The Cowells had asked to camp on my property. I said no. I liked their earthy side, but they are parasites. They are part of an immigration mass that flocks to milk California's welfare. Blythe is the state's hindermost desert outpost on the Colorado River that separates it from Arizona and the entire nation's South. Families arrive to rent a post office box for the necessary California address, and camp on the river, rent a trailer on the Arizona side, or squat in Sand Valley where the cost of living is dirt-cheap. They have the sense to use no birth control in their ample free time since more children equals a bigger handout. Sly ones meet the right psychologist and attorney to declare them hindered physically or mentally for SSI payments. For example, the so-called dyslexics and psychotics in Sand Valley get $750 per month. Other arrivals seek unemployment that is also deep in the California treasure.
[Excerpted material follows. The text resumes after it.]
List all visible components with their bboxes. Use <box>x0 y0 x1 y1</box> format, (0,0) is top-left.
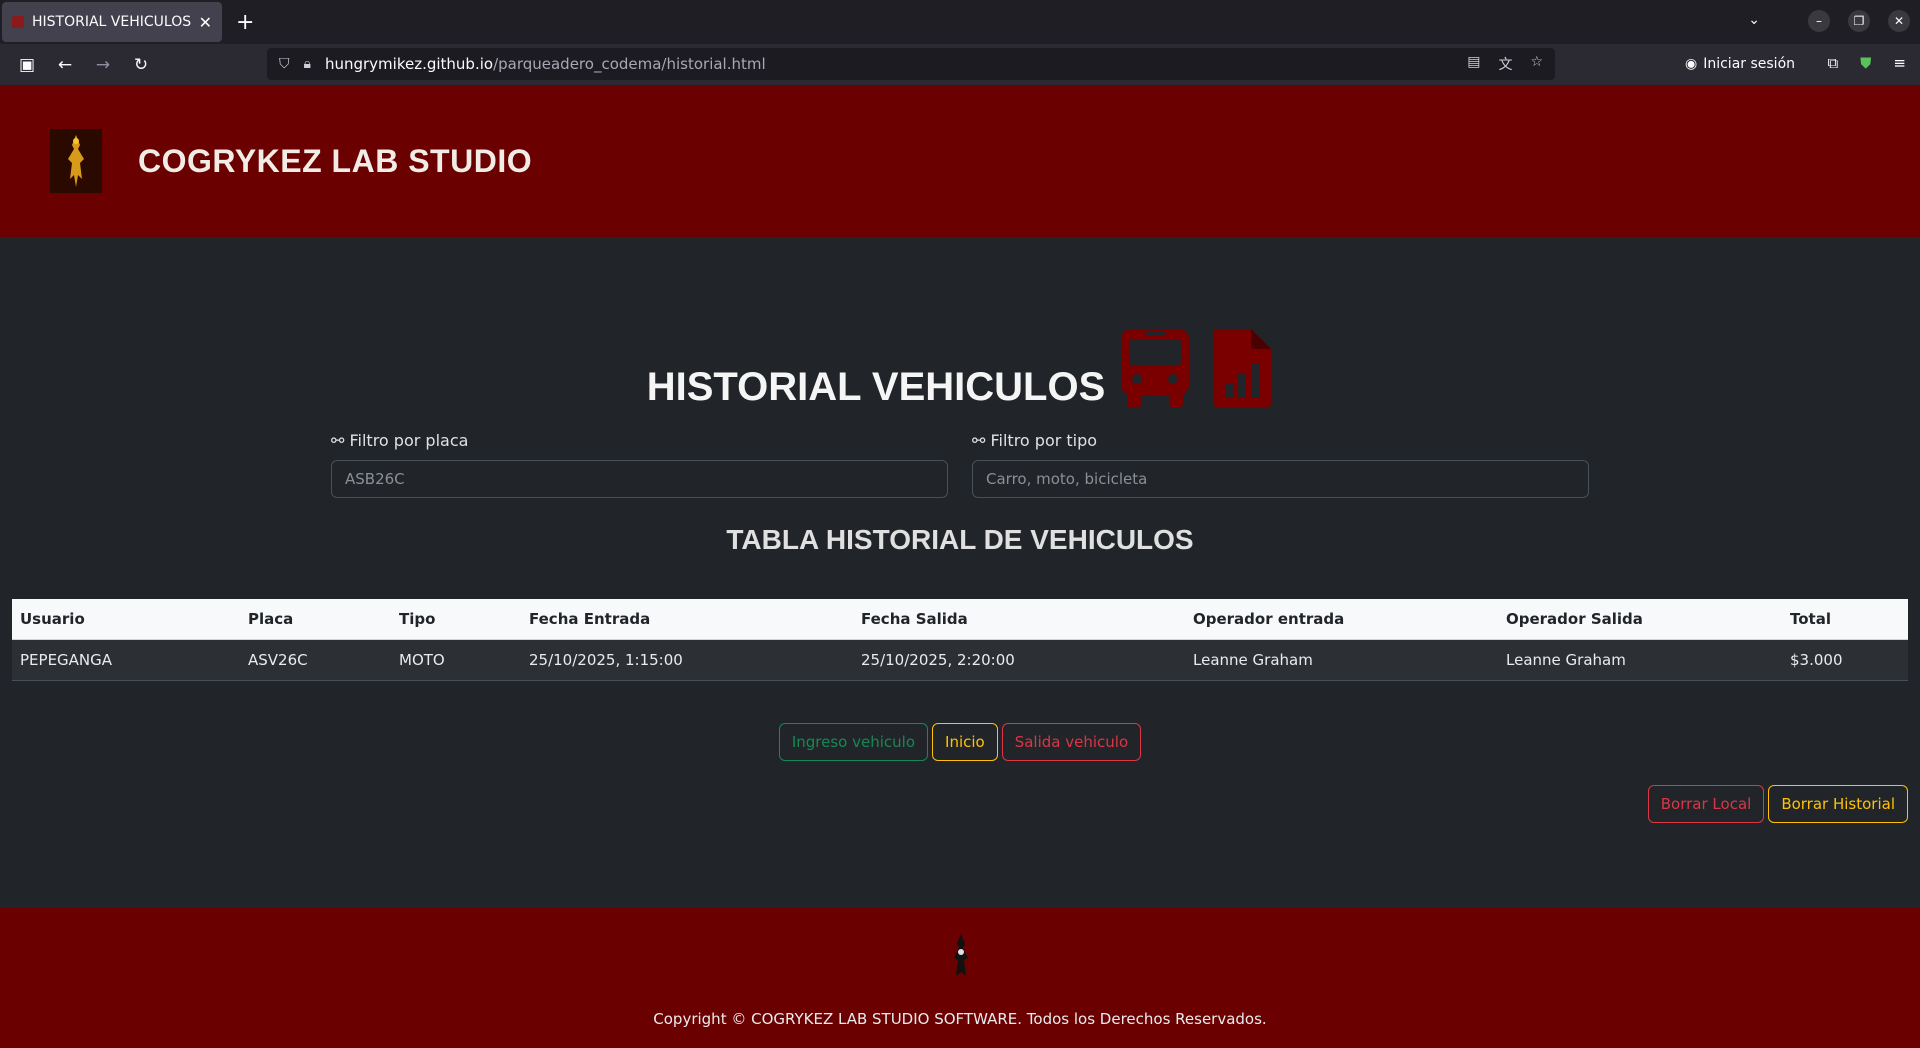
col-operador-entrada: Operador entrada <box>1185 599 1498 640</box>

Various people have tried to induce me to welfare over the years. Just tell a shrink you live in a burrow like a mouse. I've resisted each time but two years ago did attempt to draw unemployment. A glut of subs where I sub-teach had put me out of work. A year hence, with faded savings, I walked into the local unemployment office. I was suspect when the computer showed I'd never applied before. It was ultimately denied since compensation was based on my last quarterly income which was zilch.
I left the Kitchen and Blythe and bumped along the Sand Valley track with a trunk load of pasta and a burning thought. The social contract is that people have a right to breed, live and fly their flag if no one is hurt, but these barnacles weight the taxpayers. At Rancho Scorpion, I kicked the dust from my boots, looked up and gave thanks to the stars, and descended the stairs into the burrow. They're everywhere, you know. I don't see but hear them at night.